“UNPRECEDENTED.” “A power grab.” “A flagrant contempt for the rules.” Such were the howls from many on the right after President Obama this week used recess appointments to install a new director at the Consumer Financial Protection Bureau and to reconstitute the National Labor Relations Board (NLRB) with three new members.

These agencies are controversial to begin with, and any move to promote their mission would have been met with strong opposition. In this case, however, critics argue that the president did not have the authority to make such appointments. Their proof? Every three days or so, a lone senator enters the chamber and gavels in a seconds-long, pro forma session; a bipartisan agreement mandated that the sessions would proceed “with no business conducted.” With the Senate in session, critics argue, the president is prohibited from exercising his power to make recess appointments. Some also note that neither chamber can adjourn without the consent of the other. Lawmakers left for the holidays without such an agreement.

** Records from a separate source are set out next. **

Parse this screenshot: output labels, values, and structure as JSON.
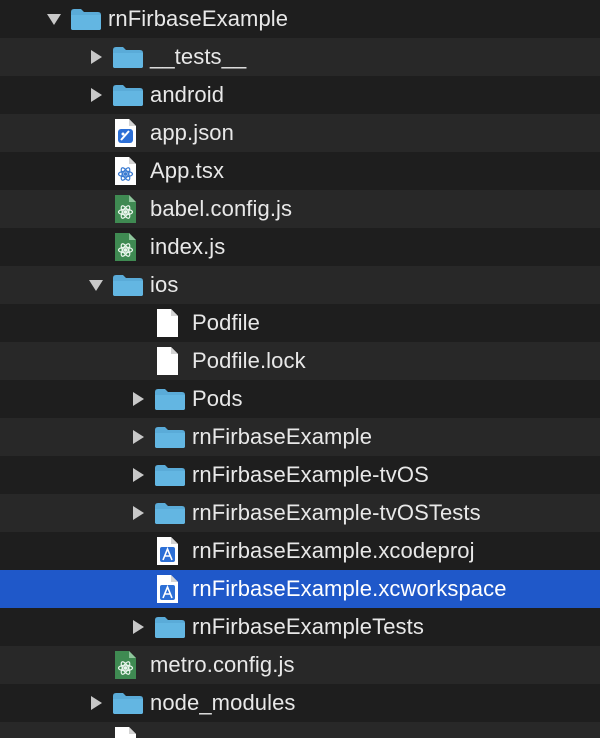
{
  "colors": {
    "background": "#1e1e1e",
    "row_alt": "#282828",
    "selection": "#1f58c9",
    "folder": "#5aabd8",
    "text": "#e8e8e8"
  },
  "tree": {
    "rows": [
      {
        "label": "rnFirbaseExample",
        "level": 0,
        "icon": "folder-icon",
        "expander": "expanded"
      },
      {
        "label": "__tests__",
        "level": 1,
        "icon": "folder-icon",
        "expander": "collapsed"
      },
      {
        "label": "android",
        "level": 1,
        "icon": "folder-icon",
        "expander": "collapsed"
      },
      {
        "label": "app.json",
        "level": 1,
        "icon": "json-file-icon",
        "expander": "none"
      },
      {
        "label": "App.tsx",
        "level": 1,
        "icon": "react-file-icon",
        "expander": "none"
      },
      {
        "label": "babel.config.js",
        "level": 1,
        "icon": "js-file-icon",
        "expander": "none"
      },
      {
        "label": "index.js",
        "level": 1,
        "icon": "js-file-icon",
        "expander": "none"
      },
      {
        "label": "ios",
        "level": 1,
        "icon": "folder-icon",
        "expander": "expanded"
      },
      {
        "label": "Podfile",
        "level": 2,
        "icon": "plain-file-icon",
        "expander": "none"
      },
      {
        "label": "Podfile.lock",
        "level": 2,
        "icon": "plain-file-icon",
        "expander": "none"
      },
      {
        "label": "Pods",
        "level": 2,
        "icon": "folder-icon",
        "expander": "collapsed"
      },
      {
        "label": "rnFirbaseExample",
        "level": 2,
        "icon": "folder-icon",
        "expander": "collapsed"
      },
      {
        "label": "rnFirbaseExample-tvOS",
        "level": 2,
        "icon": "folder-icon",
        "expander": "collapsed"
      },
      {
        "label": "rnFirbaseExample-tvOSTests",
        "level": 2,
        "icon": "folder-icon",
        "expander": "collapsed"
      },
      {
        "label": "rnFirbaseExample.xcodeproj",
        "level": 2,
        "icon": "xcodeproj-icon",
        "expander": "none"
      },
      {
        "label": "rnFirbaseExample.xcworkspace",
        "level": 2,
        "icon": "xcworkspace-icon",
        "expander": "none",
        "selected": true
      },
      {
        "label": "rnFirbaseExampleTests",
        "level": 2,
        "icon": "folder-icon",
        "expander": "collapsed"
      },
      {
        "label": "metro.config.js",
        "level": 1,
        "icon": "js-file-icon",
        "expander": "none"
      },
      {
        "label": "node_modules",
        "level": 1,
        "icon": "folder-icon",
        "expander": "collapsed"
      },
      {
        "label": "",
        "level": 1,
        "icon": "plain-file-icon",
        "expander": "none"
      }
    ]
  }
}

Democrats first used these tactics during the latter days of the George W. Bush administration. The practice continues because Republican leaders are intent on turning the tables on Mr. Obama.

No court has addressed the question of whether a president is precluded from making recess appointments during pro forma Senate sessions. But we believe the president’s action is justifiable, as former Bush Justice Department officials Steven Bradbury and John Elwood argued persuasively in an op-ed in 2010, when the situation was similar (though not identical) to today’s.

The Constitution vests the president with the power to fill vacant executive- and judicial-branch slots when the Senate is in recess. This power should not be undermined — indeed, nullified — through the use of ploys. To argue that phantom pro forma sessions render the Senate “open for business” is to defy common sense. The same holds true for the fiction created when lawmakers head out of town but decline to formally acknowledge an adjournment.

Republicans may well be correct that Mr. Obama is playing politics with these appointments. He announced the Cordray appointment during a stump speech in swing-state Ohio, where he railed against Republican obstructionism. His supporters in organized labor will no doubt be pleased that he filled the slots on the NLRB.

But so what? Both the consumer bureau and the labor relations board are agencies of the U.S. government, created by Congress, and it is inexcusable that congressional obstructionism would leave them unable to function. If Republicans don’t like the structure or purpose of either agency, they should try to alter them through legislation. Meanwhile their filibustering against qualified nominees to make political points or extort concessions from the White House cripples government and discourages good people from serving. That is the real poisonous practice, in which both parties have engaged. Until there is a de-escalation, the country will continue to pay a high price.